The industry complaints come less than a week after Health and Human Services (HHS) Secretary Kathleen Sebelius sought to downplay concerns about rising premiums in the healthcare sector. She told lawmakers rates would increase in 2015 but grow more slowly than in the past. “The increases are far less significant than what they were prior to the Affordable Care Act,” the secretary said in testimony before the House Ways and Means Committee.

  • Her comment baffled insurance officials, who said it runs counter to the industry’s consensus about next year. “It’s pretty shortsighted because I think everybody knows that the way the exchange has rolled out … is going to lead to higher costs,” said one senior insurance executive who requested anonymity.

The insurance official, who hails from a populous swing state, said his company expects to triple its rates next year on the ObamaCare exchange. The hikes are expected to vary substantially by region, state and carrier.

Areas of the country with older, sicker or smaller populations are likely to be hit hardest, while others might not see substantial increases at all.

Much will depend on how firms are coping with the healthcare law’s raft of new fees and regulatory restrictions, according to another industry official.

  • Some insurers initially underpriced their policies to begin with, expecting to raise rates in the second year. But insurance officials are quick to emphasize that any spikes would be a consequence of delays and changes in ObamaCare’s rollout.

They point out that the administration, after a massive public outcry, eased their policies to allow people to keep their old health plans. That kept some healthy people in place, instead of making them jump into the new exchanges.

  • Perhaps most important, insurers have been disappointed that young people only make up about one-quarter of the enrollees in plans through the insurance exchanges, according to public figures that were released earlier this year. That ratio might change in the weeks ahead because the administration anticipates many more people in their 20s and 30s will sign up close to the March 31 enrollment deadline. Many insurers, however, don’t share that optimism

“We’re exasperated,” said the senior insurance official. “All of these major delays on very significant portions of the law are going to change what it’s going to cost.”
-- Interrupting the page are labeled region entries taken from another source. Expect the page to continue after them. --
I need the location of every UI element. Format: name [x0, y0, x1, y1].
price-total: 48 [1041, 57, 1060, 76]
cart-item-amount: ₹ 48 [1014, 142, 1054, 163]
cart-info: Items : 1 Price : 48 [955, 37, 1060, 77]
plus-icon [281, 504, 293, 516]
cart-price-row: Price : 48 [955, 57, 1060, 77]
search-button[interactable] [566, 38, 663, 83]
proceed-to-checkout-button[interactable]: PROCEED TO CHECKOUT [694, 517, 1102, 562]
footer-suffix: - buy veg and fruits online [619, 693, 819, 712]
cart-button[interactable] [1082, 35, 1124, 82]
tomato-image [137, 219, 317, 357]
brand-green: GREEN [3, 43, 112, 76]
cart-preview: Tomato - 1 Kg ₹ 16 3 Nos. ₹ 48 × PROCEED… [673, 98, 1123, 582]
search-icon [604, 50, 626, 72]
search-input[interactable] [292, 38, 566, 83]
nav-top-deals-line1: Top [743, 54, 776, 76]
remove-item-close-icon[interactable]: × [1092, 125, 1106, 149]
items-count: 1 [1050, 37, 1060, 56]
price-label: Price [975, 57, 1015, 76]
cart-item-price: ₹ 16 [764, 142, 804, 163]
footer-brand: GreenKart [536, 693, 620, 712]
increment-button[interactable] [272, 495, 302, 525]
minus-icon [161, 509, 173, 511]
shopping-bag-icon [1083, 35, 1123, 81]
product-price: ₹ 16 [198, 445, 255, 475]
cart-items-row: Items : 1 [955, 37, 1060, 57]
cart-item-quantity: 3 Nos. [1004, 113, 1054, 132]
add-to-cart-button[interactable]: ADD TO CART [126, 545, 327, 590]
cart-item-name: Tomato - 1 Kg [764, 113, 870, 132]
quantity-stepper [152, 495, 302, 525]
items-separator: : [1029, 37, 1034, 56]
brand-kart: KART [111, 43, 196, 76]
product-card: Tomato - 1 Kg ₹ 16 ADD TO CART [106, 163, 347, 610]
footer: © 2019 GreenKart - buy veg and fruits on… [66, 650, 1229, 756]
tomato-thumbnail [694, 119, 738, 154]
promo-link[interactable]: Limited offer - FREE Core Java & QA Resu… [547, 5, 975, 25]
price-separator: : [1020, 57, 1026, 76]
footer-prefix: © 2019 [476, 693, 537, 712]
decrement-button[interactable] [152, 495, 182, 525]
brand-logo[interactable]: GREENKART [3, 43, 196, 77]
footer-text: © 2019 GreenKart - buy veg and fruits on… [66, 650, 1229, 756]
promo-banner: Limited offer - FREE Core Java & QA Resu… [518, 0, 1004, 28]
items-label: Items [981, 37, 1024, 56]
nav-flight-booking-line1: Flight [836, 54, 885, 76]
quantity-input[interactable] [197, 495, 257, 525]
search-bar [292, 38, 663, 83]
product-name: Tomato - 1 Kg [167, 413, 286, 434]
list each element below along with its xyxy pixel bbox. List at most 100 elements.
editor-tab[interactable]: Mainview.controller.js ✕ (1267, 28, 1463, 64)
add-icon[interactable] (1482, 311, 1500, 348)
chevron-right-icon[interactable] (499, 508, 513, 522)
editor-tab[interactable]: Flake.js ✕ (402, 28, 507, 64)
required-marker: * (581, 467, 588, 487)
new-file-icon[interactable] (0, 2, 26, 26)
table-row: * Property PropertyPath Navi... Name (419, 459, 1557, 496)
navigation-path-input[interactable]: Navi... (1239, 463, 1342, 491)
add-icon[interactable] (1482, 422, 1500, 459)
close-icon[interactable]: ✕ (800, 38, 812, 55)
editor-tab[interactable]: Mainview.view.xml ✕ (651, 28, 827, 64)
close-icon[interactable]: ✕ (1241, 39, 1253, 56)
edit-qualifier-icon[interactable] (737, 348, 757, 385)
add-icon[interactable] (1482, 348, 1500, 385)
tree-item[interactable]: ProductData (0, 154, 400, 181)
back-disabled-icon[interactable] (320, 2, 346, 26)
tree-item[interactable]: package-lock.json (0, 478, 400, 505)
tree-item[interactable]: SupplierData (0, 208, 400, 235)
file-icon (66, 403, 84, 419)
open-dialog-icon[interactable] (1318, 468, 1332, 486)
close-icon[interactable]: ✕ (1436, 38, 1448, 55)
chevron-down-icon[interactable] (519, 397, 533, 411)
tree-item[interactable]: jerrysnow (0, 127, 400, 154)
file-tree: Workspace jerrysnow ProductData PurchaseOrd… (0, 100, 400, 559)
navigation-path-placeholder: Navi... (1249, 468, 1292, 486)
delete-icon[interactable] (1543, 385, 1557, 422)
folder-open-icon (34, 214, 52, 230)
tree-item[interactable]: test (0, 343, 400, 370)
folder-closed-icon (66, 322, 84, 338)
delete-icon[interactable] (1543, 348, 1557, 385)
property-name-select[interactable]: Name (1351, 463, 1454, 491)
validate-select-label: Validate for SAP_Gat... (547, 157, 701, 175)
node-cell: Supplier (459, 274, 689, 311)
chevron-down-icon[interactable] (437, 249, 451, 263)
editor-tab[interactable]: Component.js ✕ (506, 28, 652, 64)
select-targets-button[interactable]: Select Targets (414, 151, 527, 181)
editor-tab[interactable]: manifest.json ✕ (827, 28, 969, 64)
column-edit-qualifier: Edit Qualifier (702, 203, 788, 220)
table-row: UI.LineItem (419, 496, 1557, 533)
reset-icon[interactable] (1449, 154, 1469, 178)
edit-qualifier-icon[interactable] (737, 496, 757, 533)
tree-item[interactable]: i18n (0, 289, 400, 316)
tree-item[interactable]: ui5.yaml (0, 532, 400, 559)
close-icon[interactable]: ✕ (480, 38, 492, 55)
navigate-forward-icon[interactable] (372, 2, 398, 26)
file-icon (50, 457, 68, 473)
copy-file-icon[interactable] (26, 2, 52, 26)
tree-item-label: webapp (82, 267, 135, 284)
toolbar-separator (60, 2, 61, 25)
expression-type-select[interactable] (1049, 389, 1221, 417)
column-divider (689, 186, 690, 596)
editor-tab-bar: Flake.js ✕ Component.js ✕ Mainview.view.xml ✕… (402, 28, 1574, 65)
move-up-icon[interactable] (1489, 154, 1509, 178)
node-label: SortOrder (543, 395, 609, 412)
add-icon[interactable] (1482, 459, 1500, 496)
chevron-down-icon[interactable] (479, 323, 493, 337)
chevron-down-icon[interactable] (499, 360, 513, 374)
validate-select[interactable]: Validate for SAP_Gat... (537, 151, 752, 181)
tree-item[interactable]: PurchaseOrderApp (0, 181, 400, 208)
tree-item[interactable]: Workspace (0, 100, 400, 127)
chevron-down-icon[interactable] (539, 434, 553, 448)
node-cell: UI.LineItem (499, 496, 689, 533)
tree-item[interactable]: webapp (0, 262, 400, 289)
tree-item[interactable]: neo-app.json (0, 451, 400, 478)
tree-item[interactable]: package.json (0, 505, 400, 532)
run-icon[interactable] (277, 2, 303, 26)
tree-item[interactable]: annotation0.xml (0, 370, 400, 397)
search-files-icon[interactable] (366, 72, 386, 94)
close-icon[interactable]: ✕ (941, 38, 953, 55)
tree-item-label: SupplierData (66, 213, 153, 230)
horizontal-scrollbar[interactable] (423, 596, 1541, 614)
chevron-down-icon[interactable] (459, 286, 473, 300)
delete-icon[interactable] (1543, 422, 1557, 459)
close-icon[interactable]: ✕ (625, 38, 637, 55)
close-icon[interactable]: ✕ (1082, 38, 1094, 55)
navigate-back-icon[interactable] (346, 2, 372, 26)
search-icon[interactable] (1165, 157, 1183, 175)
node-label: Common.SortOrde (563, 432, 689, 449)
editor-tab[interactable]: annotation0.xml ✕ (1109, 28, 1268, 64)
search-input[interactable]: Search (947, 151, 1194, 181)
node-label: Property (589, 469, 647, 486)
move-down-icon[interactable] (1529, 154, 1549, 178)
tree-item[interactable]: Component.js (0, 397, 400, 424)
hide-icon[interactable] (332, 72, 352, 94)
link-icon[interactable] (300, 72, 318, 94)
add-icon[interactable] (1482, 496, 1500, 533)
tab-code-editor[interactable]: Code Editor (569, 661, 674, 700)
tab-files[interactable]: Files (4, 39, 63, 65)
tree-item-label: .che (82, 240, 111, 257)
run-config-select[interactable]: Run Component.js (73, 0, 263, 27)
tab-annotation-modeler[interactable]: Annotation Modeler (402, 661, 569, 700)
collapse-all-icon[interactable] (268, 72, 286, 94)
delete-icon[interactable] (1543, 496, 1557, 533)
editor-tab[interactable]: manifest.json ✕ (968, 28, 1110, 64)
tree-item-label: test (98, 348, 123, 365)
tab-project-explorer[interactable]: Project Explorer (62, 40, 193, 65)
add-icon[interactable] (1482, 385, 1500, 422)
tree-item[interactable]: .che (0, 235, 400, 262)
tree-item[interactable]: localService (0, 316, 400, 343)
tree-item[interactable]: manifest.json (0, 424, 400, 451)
  • “My gut tells me that, for some people, these increases will be significant,” said Bill Hoagland, a former executive at Cigna and current senior vice president at the Bipartisan Policy Center. Hoagland said Sebelius was seeking to “soften up the American public” to the likelihood that premiums will rise, despite promises to the contrary.

Insurers will begin the process this spring by filing their rate proposals with state officials. Insurance commissioners will then release the rates sometime this summer, usually when they’re approved. Insurers could also leak their rates earlier as a political statement.

Jon Gruber, who also helped design the Affordable Care Act, said, “The bottom line is that we just don’t know. Premiums were rising 7 to 10 percent a year before the law. So the question is whether we will see a continuation of that sort of single digit increase, or whether it will be larger.”

In Iowa, rates are expected to rise 100 percent on the exchange and by double digits on the larger, employer-based market, according to a recent article in the Business Record.